Post #28 answers your question. The energy is not free--it requires an upfront capital investment to be able to gather it. The question is, for a fixed dollar investment, how do you allocate that investment between panels and inverters in order to maximize the energy generation? The answer will usually be a system in which there is some clipping.
Here's a simple example with made up numbers. Suppose you have a system where each marginal panel costs $100 installed and will produce 100 kWh/year on average, given enough inverters. Each marginal inverter costs $1000 installed and will support 10 panels without clipping. Suppose the 11th panel on an inverter produces only 98 kWh/year extra; the 12th only 96 kWh/year extra; the 13th only 92 kWh/year extra, the 14th only 84 kWh/year extra, and the 15th only 68 kWh/year extra.
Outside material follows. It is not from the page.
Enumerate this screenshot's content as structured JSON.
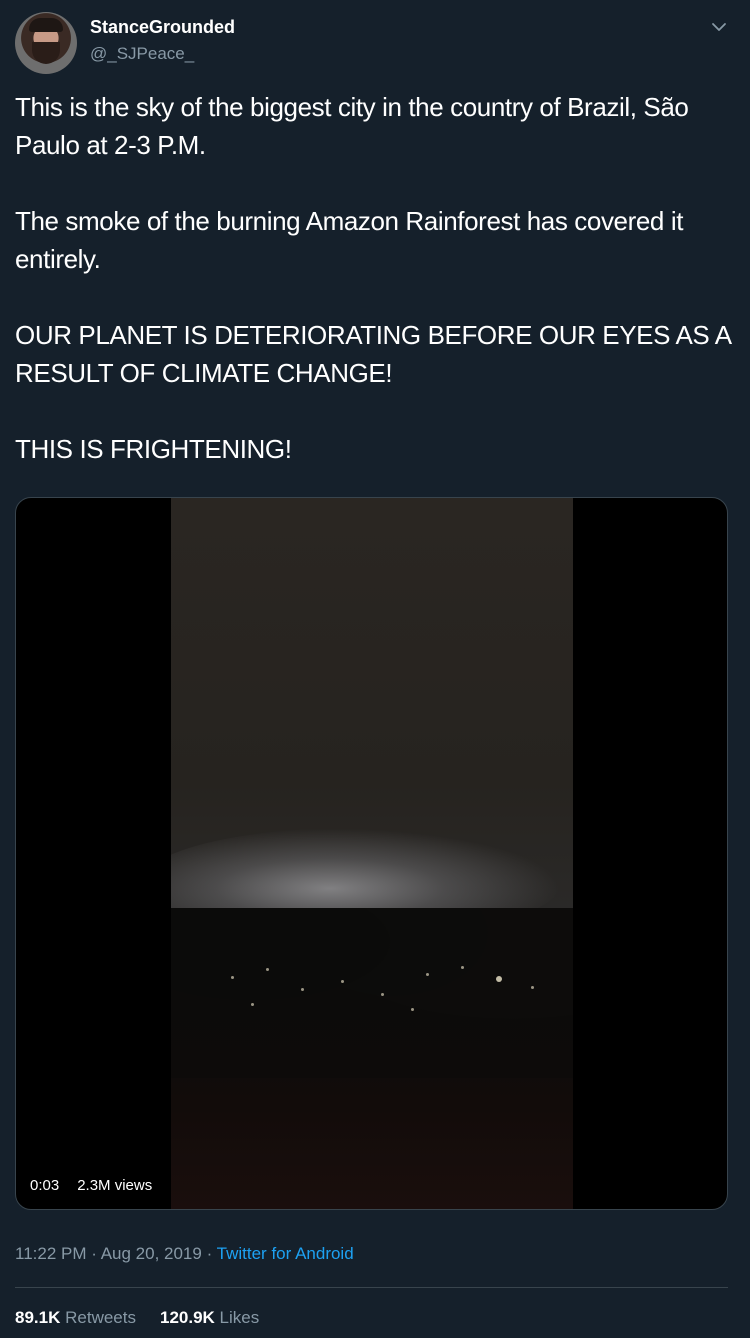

Now let's say that after fixed costs, you have $20,000 you want to spend on panels and inverters. You could do that by using 10 inverters and 100 panels, and you'd make 10 MWh/year with no clipping.
Or you could try 9 inverters and 110 panels, that would give you 7 inverters with 12 panels and 2 inverters with 13 panels, and it would generate 10.93 MWh/year. You'd be clipping 70 kWh/year, but you generate more energy for the dollar investment than the case of 10 inverters.
In fact let's try 8 inverters and 120 panels, that would give you 15 panels per inverter. It would generate 11.5 MWh/year. You'd be clipping 500 kWh/year, but you'd still be generating more energy for the dollar investment that the cases of 9 or 10 inverters.